This will be my last reply to you because I don't think you are actually here for debate. Whenever you're confronted with counter arguments to your incorrect representations of history, politics and war you just yell "WHAT? ARE YOU IN FAVOUR OF DICTATORS AND MASS MURDERERS?" or something similar. Which doesn't engage the arguments raised at all and doesn't follow from those arguments either.
Have you considered that corporate capitalism is actually the problem? Resulting, quite recently, in shifts to authoritarian leaders in "democracies" like Bolsonara, Trump, Victor Orban, Mateusz Morawiecki and the destruction of the Hong Kong democracy. This has only been possible with monied interests being either complicit (HK, Trump, Bolsonara) or acquiescing to it. In HK all the parliamentary seats appointed by "business" are pro-China, because that's where the money is. And granted the US stopped being a democracy some time ago and is already a full-blown plutocracy. Reagan was probably the nail in that coffin.

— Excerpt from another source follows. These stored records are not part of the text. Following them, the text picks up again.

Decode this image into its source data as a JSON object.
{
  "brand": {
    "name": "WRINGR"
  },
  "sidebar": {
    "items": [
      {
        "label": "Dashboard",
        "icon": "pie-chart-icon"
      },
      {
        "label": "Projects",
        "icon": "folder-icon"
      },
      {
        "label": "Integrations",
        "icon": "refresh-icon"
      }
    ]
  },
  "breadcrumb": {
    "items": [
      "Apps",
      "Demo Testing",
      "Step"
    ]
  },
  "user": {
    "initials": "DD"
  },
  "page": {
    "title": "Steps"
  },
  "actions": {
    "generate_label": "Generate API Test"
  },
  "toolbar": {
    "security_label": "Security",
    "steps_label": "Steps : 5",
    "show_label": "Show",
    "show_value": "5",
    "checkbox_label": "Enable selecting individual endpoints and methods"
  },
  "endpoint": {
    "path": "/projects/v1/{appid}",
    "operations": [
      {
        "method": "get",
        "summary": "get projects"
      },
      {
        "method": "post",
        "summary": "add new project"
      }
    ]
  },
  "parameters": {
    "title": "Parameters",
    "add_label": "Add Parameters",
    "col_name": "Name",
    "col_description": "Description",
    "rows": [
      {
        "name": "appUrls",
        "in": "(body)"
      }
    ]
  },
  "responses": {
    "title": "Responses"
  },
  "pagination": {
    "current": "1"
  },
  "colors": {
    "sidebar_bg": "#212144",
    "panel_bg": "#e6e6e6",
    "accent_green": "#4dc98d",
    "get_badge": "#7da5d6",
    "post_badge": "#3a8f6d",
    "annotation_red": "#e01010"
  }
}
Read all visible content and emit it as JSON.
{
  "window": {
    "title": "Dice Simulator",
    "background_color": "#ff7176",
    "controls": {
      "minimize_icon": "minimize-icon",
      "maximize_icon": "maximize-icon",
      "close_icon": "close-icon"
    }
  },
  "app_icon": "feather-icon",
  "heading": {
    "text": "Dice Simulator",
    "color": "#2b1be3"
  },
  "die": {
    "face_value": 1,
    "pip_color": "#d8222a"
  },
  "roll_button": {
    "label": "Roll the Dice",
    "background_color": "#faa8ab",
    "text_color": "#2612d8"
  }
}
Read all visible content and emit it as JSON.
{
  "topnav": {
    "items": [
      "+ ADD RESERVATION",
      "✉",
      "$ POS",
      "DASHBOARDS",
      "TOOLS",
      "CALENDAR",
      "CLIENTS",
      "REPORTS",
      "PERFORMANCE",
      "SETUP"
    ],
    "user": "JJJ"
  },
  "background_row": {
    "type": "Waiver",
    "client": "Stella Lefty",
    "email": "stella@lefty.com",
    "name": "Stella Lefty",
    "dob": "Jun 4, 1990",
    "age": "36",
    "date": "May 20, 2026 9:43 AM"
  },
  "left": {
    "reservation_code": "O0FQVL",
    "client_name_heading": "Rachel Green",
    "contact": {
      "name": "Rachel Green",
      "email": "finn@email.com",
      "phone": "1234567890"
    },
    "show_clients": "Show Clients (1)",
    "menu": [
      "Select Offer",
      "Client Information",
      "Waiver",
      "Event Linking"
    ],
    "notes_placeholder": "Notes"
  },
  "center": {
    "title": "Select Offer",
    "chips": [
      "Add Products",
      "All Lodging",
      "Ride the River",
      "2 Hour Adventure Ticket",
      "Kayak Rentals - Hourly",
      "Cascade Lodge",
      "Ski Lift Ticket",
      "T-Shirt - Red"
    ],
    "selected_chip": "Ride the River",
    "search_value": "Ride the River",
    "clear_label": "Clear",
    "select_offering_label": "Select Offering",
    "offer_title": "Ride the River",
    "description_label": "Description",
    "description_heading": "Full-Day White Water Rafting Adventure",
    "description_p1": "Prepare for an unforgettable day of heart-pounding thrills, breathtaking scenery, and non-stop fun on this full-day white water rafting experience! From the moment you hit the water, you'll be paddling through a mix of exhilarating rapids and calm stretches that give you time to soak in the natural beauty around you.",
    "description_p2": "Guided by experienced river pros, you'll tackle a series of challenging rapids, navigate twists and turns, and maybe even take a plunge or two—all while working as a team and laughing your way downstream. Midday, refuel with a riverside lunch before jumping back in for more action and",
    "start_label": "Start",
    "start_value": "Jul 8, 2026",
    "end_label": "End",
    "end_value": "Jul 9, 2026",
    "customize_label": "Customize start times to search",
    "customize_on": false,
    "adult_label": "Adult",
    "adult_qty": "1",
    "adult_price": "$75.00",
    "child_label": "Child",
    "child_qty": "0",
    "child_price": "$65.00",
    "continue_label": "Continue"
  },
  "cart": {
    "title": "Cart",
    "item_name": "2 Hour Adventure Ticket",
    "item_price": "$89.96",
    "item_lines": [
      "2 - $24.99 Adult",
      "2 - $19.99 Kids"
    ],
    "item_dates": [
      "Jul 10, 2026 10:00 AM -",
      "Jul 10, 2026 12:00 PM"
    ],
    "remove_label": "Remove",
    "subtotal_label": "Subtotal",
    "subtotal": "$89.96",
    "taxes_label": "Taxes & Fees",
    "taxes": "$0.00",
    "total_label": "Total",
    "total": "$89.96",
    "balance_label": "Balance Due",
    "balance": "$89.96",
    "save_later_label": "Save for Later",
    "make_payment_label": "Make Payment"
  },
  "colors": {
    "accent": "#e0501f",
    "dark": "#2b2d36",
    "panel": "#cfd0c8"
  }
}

As Daniel Kelemen described:
Elected autocrats tend to follow six steps: win elections; capture referees, such as courts and other independent bodies; attack or seize control of the media; demonize and undermine the opposition; change the rules of the game; and win new elections that are no longer free. — Kelemen
Each one of those "leaders" of "democratic" countries are following this playbook and are in essence autocratic. They are not qualified to spread democracy to begin with. The more important point though, is that democracies don't seem to be able to survive under the pressures of corporate capitalism. So you are willing to murder millions of people - there are after all only 72 democracies in the world - to implement a system that will destroy itself as long as we continue to pursue corporate capitalism.
The democracy index only measures the following though:
"Whether national elections are free and fair";
"The security of voters";
"The influence of foreign powers on government";
"The capability of the civil servants to implement policies". — Democracy Index
The first thing to note is that the countries higher on the list are welfare States with strong social and governmental institutions and strong
socialist political movements. And although all of them have their share of populist, authoritarian political players, those don't garner more than 20% support. If we want democracies to survive, they should be non-capitalist, social democracies.
The influence of big business is obvious. In HK 90% of
voters voted for pro-democracy MPs. A clear majority over the Chinese appointed MPs but because the business appointed MPs voted pro-China, voters got shafted.
The US it's obvious for local influence by aflluent Americans on policies (see
why the US is a plutocracy). And here's some conclusion with regard to influence by big corporations on foreign policy.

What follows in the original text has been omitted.